Rescuing the Palestinian leader is, unquestionably, urgently and immediately required. But equally urgent action is required for the long term. It is time Palestinian leaders realise that supplication and volunteering concessions to the occupier at the expense of their people did nothing more, so far, than have them face additional prohibitive demands. It is time that all those corrupt opportunists who hijacked a noble and grand national cause and reduced it to mere personal gains and vain privileges thrown at them contemptuously by the enemy; those who transformed government and nation building into a closed degenerate monopoly; those who treated Palestine as their and their families private farm; those who defamed and distorted the Palestinian image ; it is time that they stepped aside and left the floor for the many qualified and principled people who have so far been excluded from any office for the most autocratic and ignominious reasons.

The PA should have the courage, the honesty, and the national will to review the policies, including the infamous Oslo Deal of which the current miserable state of the Palestinians and their leadership is only an inevitable and a direct result. Oslo is a dark chapter in Palestinian history. It was forged in the darkness of duplicity and deceit behind the backs of the honorable Palestinian negotiators who were strenuously and sincerely struggling for their rights in Washington DC at the time. It was an Israeli project to legitimize the Israeli occupation and to consolidate all the Israeli war gains with Palestinian approval, while shifting the burdens of the occupation to the Palestinian Authority as the Palestinian share of that shameful deal.

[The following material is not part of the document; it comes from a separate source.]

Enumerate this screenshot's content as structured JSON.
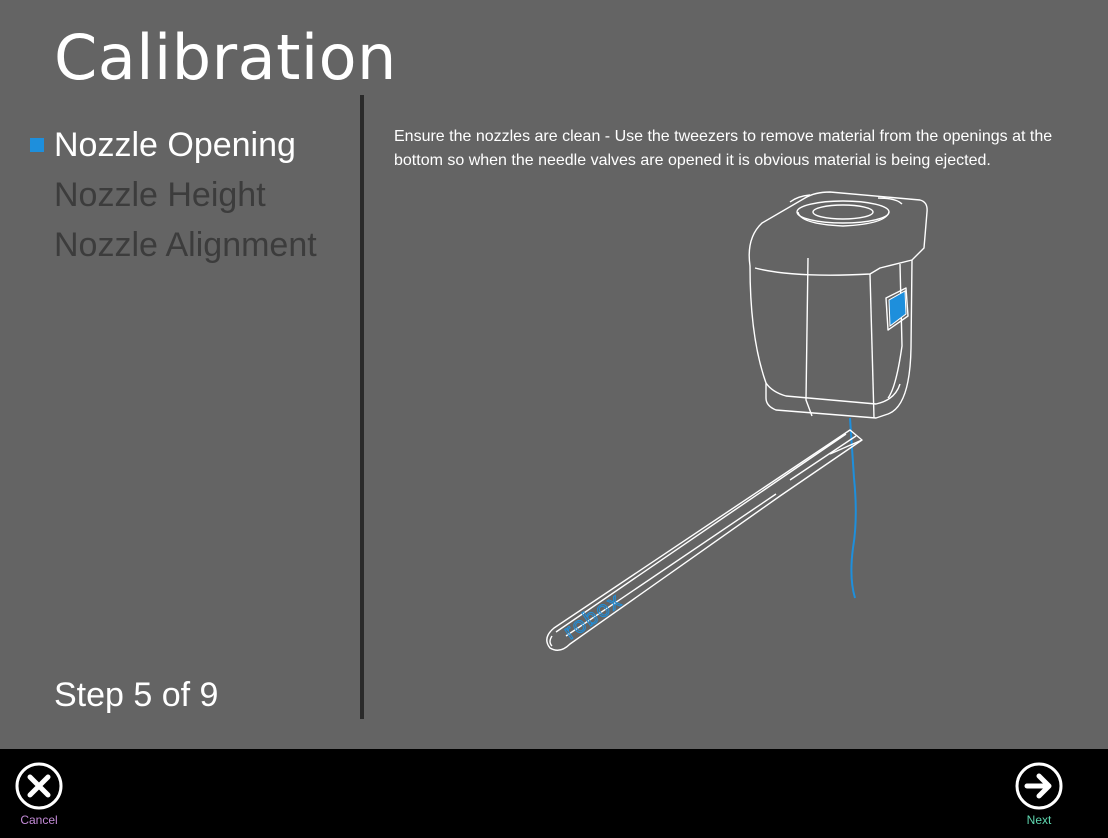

Unless basic policy blunders are recognised and reversed and unless the people who are responsible for them are distanced, if not held accountable, there will be no hope for any improvement. It is not “reform” Israeli-American style that will lay the solid foundations on which healthy institutions and a real state can be built. It is not a one-time election that can build democracy. What are needed, and needed now, are leaders not idols. Leaders who would establish a clean administration, open the floor in a real democracy for all the Palestinians to contribute in the decision-making process, away from intimidation and fear, and build a sound national strategy for a future of peace based on justice and security.

The writer is former ambassador and permanent representative of Jordan to the UN.